The last stretch goal began when we became 1000% funded on Kickstarter. If we reached $700,000 in funding, we would develop and produce three Memoto accessories: the Memoto Wifi dock, the waterproof case and the wide-angle lens. Since we finished our Kickstarter campaign before we reached the $700,000 mark, we decided to keep it going using the pre-orders from Memoto.com. It’s easy to get caught up in the details of everything else we’ve got going on (bringing you the incredible product you’re expecting), so we thought keeping this goal and it’s reward in the back of our minds will help guide us in the future. We’re happy to announce we’ve reached the our goal and now we know what the future will hold!
If you’re wondering what a stretch goal is, check out our previous post.
Don’t worry, we won’t get started on these accessories until your Memoto cameras are on their way to you. So, speaking of the camera, here’s what’s going on:
In January, we told you about the issue we were having with the GPS antenna reception. We were a little disappointed that it couldn’t easily be fixed but glad to have the chance to make the camera the best it can be. Although it’s taken a few more weeks than we anticipated, we’re happy to announce we’re making big progress! Our radio and antenna designers have evaluated and measured several choices of antenna types for inclusion into the Memoto camera – both off-the-shelf antennas and custom designs. The main challenges have been to get good enough reception from the relatively small product size and to avoid the interference due to the closeness and shielding effect of the human body. Now we believe we have finalized a completely new design which is currently being manufactured for field-testing. At the same time, we have measured and verified every part of the radio frequency pathway in the GPS circuits to make sure it too is up to spec. In the photo below, you see the measurement chamber (called a StarGate) while measuring the radiation reception pattern for the new antenna.

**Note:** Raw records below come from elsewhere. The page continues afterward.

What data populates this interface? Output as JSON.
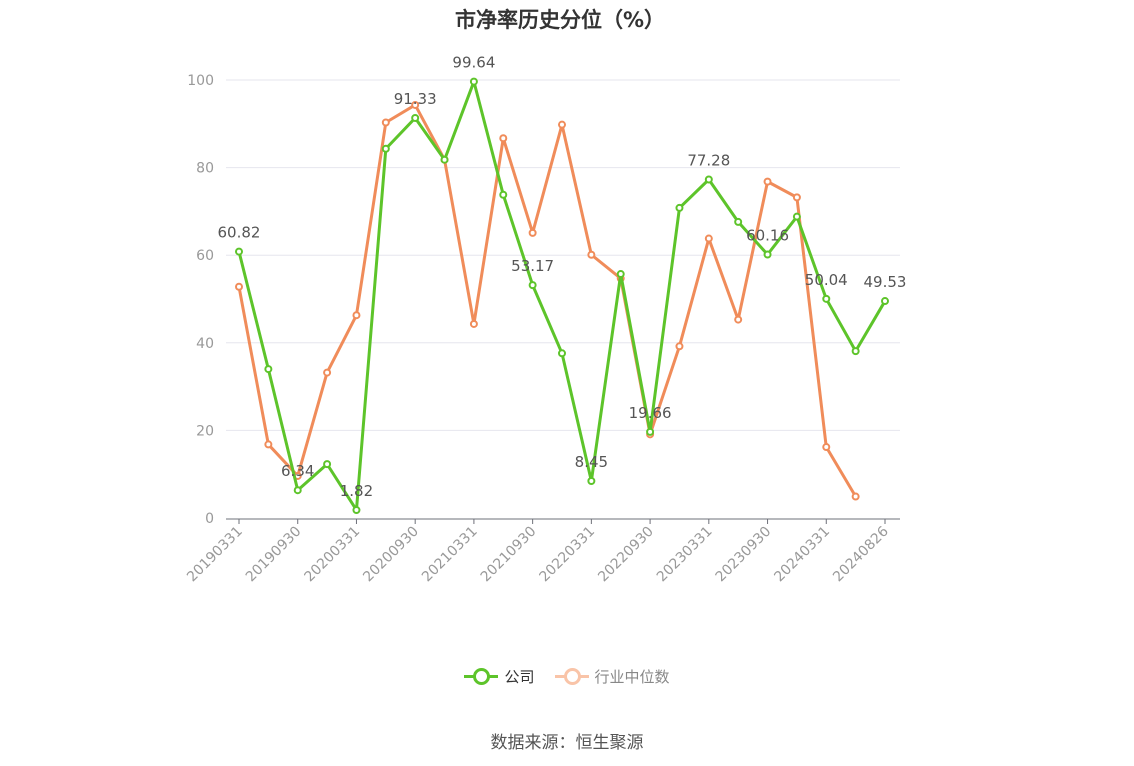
{
  "chart_data": {
    "type": "line",
    "title": "市净率历史分位（%）",
    "xlabel": "",
    "ylabel": "",
    "ylim": [
      0,
      100
    ],
    "yticks": [
      0,
      20,
      40,
      60,
      80,
      100
    ],
    "grid": true,
    "legend_position": "bottom",
    "x": [
      "20190331",
      "20190630",
      "20190930",
      "20191231",
      "20200331",
      "20200630",
      "20200930",
      "20201231",
      "20210331",
      "20210630",
      "20210930",
      "20211231",
      "20220331",
      "20220630",
      "20220930",
      "20221231",
      "20230331",
      "20230630",
      "20230930",
      "20231231",
      "20240331",
      "20240630",
      "20240826"
    ],
    "xtick_labels": [
      "20190331",
      "20190930",
      "20200331",
      "20200930",
      "20210331",
      "20210930",
      "20220331",
      "20220930",
      "20230331",
      "20230930",
      "20240331",
      "20240826"
    ],
    "series": [
      {
        "name": "公司",
        "color": "#5dc42a",
        "values": [
          60.82,
          34,
          6.34,
          12.3,
          1.82,
          84.3,
          91.33,
          81.8,
          99.64,
          73.8,
          53.17,
          37.6,
          8.45,
          55.7,
          19.66,
          70.8,
          77.28,
          67.6,
          60.16,
          68.8,
          50.04,
          38.1,
          49.53
        ],
        "labels": {
          "0": "60.82",
          "2": "6.34",
          "4": "1.82",
          "6": "91.33",
          "8": "99.64",
          "10": "53.17",
          "12": "8.45",
          "14": "19.66",
          "16": "77.28",
          "18": "60.16",
          "20": "50.04",
          "22": "49.53"
        }
      },
      {
        "name": "行业中位数",
        "color": "#f08c5a",
        "values": [
          52.8,
          16.8,
          9.6,
          33.2,
          46.3,
          90.3,
          94.3,
          81.8,
          44.3,
          86.7,
          65.1,
          89.8,
          60.1,
          54.7,
          19.1,
          39.2,
          63.8,
          45.3,
          76.8,
          73.2,
          16.2,
          4.9,
          null
        ]
      }
    ]
  },
  "source_text": "数据来源：恒生聚源"
}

Our firmware and electronics engineers have been optimizing the power consumption pattern to make sure the battery lasts as long as possible. One of the critical technologies to get into place and verify was the cold-sleep shutdown between image-grabbing. Essentially, everything in the camera shuts down completely including the CPU while the memory is retained, enabling a very low standby power draw (much like mobile phones work), leaving most of the power to use for actually grabbing and storing the images.
New Camera Modules
We received the release candidate camera modules from the manufacturer this week, which have significantly less power draw than the modules we’ve been using before. We’re currently testing and verifying the optimal focus distance to set and lock for the mass-production so that we get good images at infinite distance while still getting as good focus as possible for close subjects.
The plastic mold manufacturing is underway. Due to the uncertainty of whether the GPS antenna redesign would require any changes in the plastic, this had been on hold, but now as it seems that the antenna is being solved without requiring any mechanical modifications we can proceed at full speed again. While the mold is being manufactured, we will also be making the final evaluation and decision of the pigments for the Memoto camera’s colors. At the same time, we’re making the final decisions on the packaging to use for shipping the cameras.
Pre-production and Mass Production
All the components for the cameras are currently on their way to our manufacturing partner in Taiwan where a trial production of a couple of dozen units will be assembled during March (using 3D-printed or quick-tooled plastic cases as the real mold will not be ready by then), with the goal of increasing the rate to produce the mass-production batches of thousands of cameras during April.
Happy Birthday, Memoto
Last but not least – Friday was our one year anniversary!